Volume 58, issue 6, pages e53-e62, December 2010

Reviews

Optimizing Performance and Interpretation of Prostate Biopsy: A Critical Analysis of the Literature

Felix K.-H. Chun, Jonathan I. Epstein, Vincenzo Ficarra, Stephen J. Freedland, Rodolfo Montironi, Francesco Montorsi, Shahrokh F. Shariat, Fritz H. Schröder and Vincenzo Scattoni

Accepted 26 August 2010, Published online 3 September 2010, pages 851 - 864


Abstract

Context

The number and location of biopsy cores and the interpretation of prostate biopsy in different clinical settings remain the subjects of continuing debate.

Objective

Our aim was to review the current evidence regarding the performance and interpretation of initial, repeat, and saturation prostatic biopsy.

Evidence acquisition

A comprehensive Medline search was performed using the Medical Subject Heading search terms prostate biopsy, prostate cancer, detection, transrectal ultrasound (TRUS), nomogram, and diagnosis.
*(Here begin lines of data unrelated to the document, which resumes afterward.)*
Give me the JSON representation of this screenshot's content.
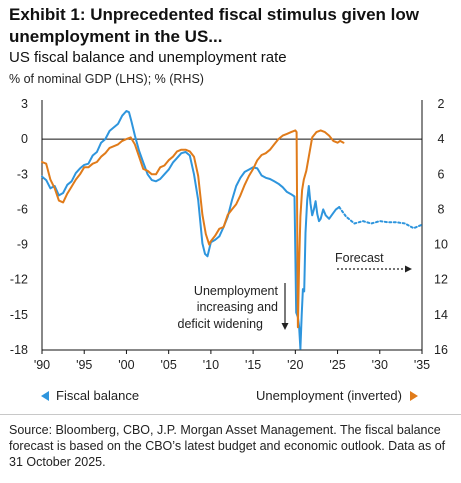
{
  "title": "Exhibit 1: Unprecedented fiscal stimulus given low unemployment in the US...",
  "subtitle": "US fiscal balance and unemployment rate",
  "units_note": "% of nominal GDP (LHS); % (RHS)",
  "source": "Source: Bloomberg, CBO, J.P. Morgan Asset Management. The fiscal balance forecast is based on the CBO’s latest budget and economic outlook. Data as of 31 October 2025.",
  "colors": {
    "fiscal": "#2e95dd",
    "unemployment": "#e07b1a",
    "axis": "#111111"
  },
  "chart_data": {
    "type": "line",
    "x_ticks": [
      "'90",
      "'95",
      "'00",
      "'05",
      "'10",
      "'15",
      "'20",
      "'25",
      "'30",
      "'35"
    ],
    "x_tick_values": [
      1990,
      1995,
      2000,
      2005,
      2010,
      2015,
      2020,
      2025,
      2030,
      2035
    ],
    "xlim": [
      1990,
      2035
    ],
    "y_left": {
      "ticks": [
        "3",
        "0",
        "-3",
        "-6",
        "-9",
        "-12",
        "-15",
        "-18"
      ],
      "tick_values": [
        3,
        0,
        -3,
        -6,
        -9,
        -12,
        -15,
        -18
      ],
      "lim": [
        -18,
        3
      ]
    },
    "y_right": {
      "ticks": [
        "2",
        "4",
        "6",
        "8",
        "10",
        "12",
        "14",
        "16"
      ],
      "tick_values": [
        2,
        4,
        6,
        8,
        10,
        12,
        14,
        16
      ],
      "lim": [
        2,
        16
      ],
      "inverted": true
    },
    "annotations": {
      "forecast": "Forecast",
      "unemployment_note": [
        "Unemployment",
        "increasing and",
        "deficit widening"
      ]
    },
    "legend": {
      "fiscal": "Fiscal balance",
      "unemployment": "Unemployment (inverted)"
    },
    "series": [
      {
        "name": "Fiscal balance",
        "axis": "left",
        "x": [
          1990,
          1990.5,
          1991,
          1991.5,
          1992,
          1992.5,
          1993,
          1993.5,
          1994,
          1994.5,
          1995,
          1995.5,
          1996,
          1996.5,
          1997,
          1997.5,
          1998,
          1998.5,
          1999,
          1999.5,
          2000,
          2000.3,
          2000.6,
          2001,
          2001.5,
          2002,
          2002.5,
          2003,
          2003.5,
          2004,
          2004.5,
          2005,
          2005.5,
          2006,
          2006.5,
          2007,
          2007.5,
          2008,
          2008.5,
          2009,
          2009.3,
          2009.6,
          2010,
          2010.5,
          2011,
          2011.5,
          2012,
          2012.5,
          2013,
          2013.5,
          2014,
          2014.5,
          2015,
          2015.5,
          2016,
          2016.5,
          2017,
          2017.5,
          2018,
          2018.5,
          2019,
          2019.5,
          2019.9,
          2020.1,
          2020.3,
          2020.45,
          2020.6,
          2020.75,
          2020.9,
          2021.05,
          2021.2,
          2021.4,
          2021.6,
          2021.8,
          2022,
          2022.2,
          2022.4,
          2022.6,
          2022.8,
          2023,
          2023.3,
          2023.6,
          2024,
          2024.4,
          2024.8,
          2025.2
        ],
        "y": [
          -3.2,
          -3.5,
          -4.2,
          -4.0,
          -4.8,
          -4.6,
          -3.9,
          -3.6,
          -2.9,
          -2.5,
          -2.2,
          -2.1,
          -1.4,
          -1.1,
          -0.3,
          0.0,
          0.7,
          1.0,
          1.3,
          2.0,
          2.4,
          2.3,
          1.5,
          0.3,
          -1.0,
          -2.0,
          -3.0,
          -3.5,
          -3.6,
          -3.4,
          -3.0,
          -2.6,
          -2.0,
          -1.6,
          -1.2,
          -1.1,
          -1.4,
          -3.0,
          -5.2,
          -8.9,
          -9.8,
          -10.0,
          -8.8,
          -8.6,
          -8.3,
          -7.5,
          -6.6,
          -5.2,
          -4.0,
          -3.3,
          -2.8,
          -2.6,
          -2.4,
          -2.5,
          -3.1,
          -3.3,
          -3.4,
          -3.6,
          -3.8,
          -4.1,
          -4.5,
          -4.7,
          -4.9,
          -14.8,
          -15.2,
          -16.0,
          -17.9,
          -15.0,
          -12.8,
          -13.0,
          -8.0,
          -5.2,
          -4.0,
          -5.5,
          -6.5,
          -6.0,
          -5.3,
          -6.4,
          -7.0,
          -6.8,
          -6.0,
          -6.5,
          -6.8,
          -6.4,
          -6.0,
          -5.8
        ]
      },
      {
        "name": "Fiscal balance (forecast)",
        "axis": "left",
        "x": [
          2025.2,
          2026,
          2027,
          2028,
          2029,
          2030,
          2031,
          2032,
          2033,
          2034,
          2035
        ],
        "y": [
          -5.8,
          -6.6,
          -7.2,
          -7.0,
          -7.2,
          -7.0,
          -7.1,
          -7.1,
          -7.2,
          -7.6,
          -7.3
        ]
      },
      {
        "name": "Unemployment (inverted)",
        "axis": "right",
        "x": [
          1990,
          1990.5,
          1991,
          1991.5,
          1992,
          1992.5,
          1993,
          1993.5,
          1994,
          1994.5,
          1995,
          1995.5,
          1996,
          1996.5,
          1997,
          1997.5,
          1998,
          1998.5,
          1999,
          1999.5,
          2000,
          2000.5,
          2001,
          2001.5,
          2002,
          2002.5,
          2003,
          2003.5,
          2004,
          2004.5,
          2005,
          2005.5,
          2006,
          2006.5,
          2007,
          2007.5,
          2008,
          2008.5,
          2009,
          2009.4,
          2009.8,
          2010,
          2010.5,
          2011,
          2011.5,
          2012,
          2012.5,
          2013,
          2013.5,
          2014,
          2014.5,
          2015,
          2015.5,
          2016,
          2016.5,
          2017,
          2017.5,
          2018,
          2018.5,
          2019,
          2019.5,
          2020,
          2020.15,
          2020.3,
          2020.45,
          2020.6,
          2020.8,
          2021,
          2021.3,
          2021.6,
          2022,
          2022.5,
          2023,
          2023.5,
          2024,
          2024.5,
          2025,
          2025.3,
          2025.7
        ],
        "y": [
          5.3,
          5.4,
          6.3,
          6.8,
          7.5,
          7.6,
          7.1,
          6.7,
          6.3,
          6.0,
          5.6,
          5.6,
          5.4,
          5.3,
          5.0,
          4.8,
          4.5,
          4.4,
          4.3,
          4.1,
          4.0,
          3.9,
          4.3,
          5.0,
          5.7,
          5.8,
          6.0,
          6.0,
          5.6,
          5.5,
          5.2,
          5.0,
          4.7,
          4.6,
          4.6,
          4.7,
          5.0,
          6.1,
          8.3,
          9.4,
          10.0,
          9.8,
          9.5,
          9.1,
          9.0,
          8.3,
          8.0,
          7.7,
          7.2,
          6.6,
          6.1,
          5.7,
          5.2,
          4.9,
          4.8,
          4.6,
          4.3,
          4.0,
          3.8,
          3.7,
          3.6,
          3.5,
          3.6,
          14.7,
          11.1,
          8.4,
          6.9,
          6.3,
          5.8,
          5.0,
          3.9,
          3.6,
          3.5,
          3.6,
          3.8,
          4.1,
          4.2,
          4.1,
          4.2
        ]
      }
    ]
  }
}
Results were restricted to the English language, with preference given to those published within the last 3 yr.

Evidence synthesis

At initial biopsy, a minimum of 10 but not >18 systematic cores are recommended, with 14–18 cores in glands ≥50 cm3. Biopsies should be directed laterally, and transition zone (TZ) cores are not recommended in the initial biopsy setting. Further biopsy sets, either as an extended repeat or as a saturation biopsy (≥20 cores) including the TZ, are warranted in young and fit men with a persistent suspicion of prostate cancer. An immediate repeat biopsy is not indicated for prior high-grade prostatic intraepithelial neoplasia diagnosis given an adequate extended initial biopsy. Conversely, biopsies with atypical glands that are suspicious but not diagnostic of cancer should be repeated within 3–6 mo. Overall recommendations for further biopsy sets (a third set or more) cannot be made. Transrectal ultrasound–guided systematic biopsies represent the standard-of-care method of prostate sampling. However, transperineal biopsies are an up-to-standard alternative.

Conclusions

The optimal prostatic biopsy regimen should be based on the individualized clinical setting of the patient and should follow the minimum standard requirements reported in this paper.

Take Home Message

The optimal prostatic biopsy regimen should be based on the individualized clinical setting of the patient and should follow the minimum standard requirements reported in this paper.

Keywords: Prostate biopsy, Optimal sampling, Prostate cancer detection, Review.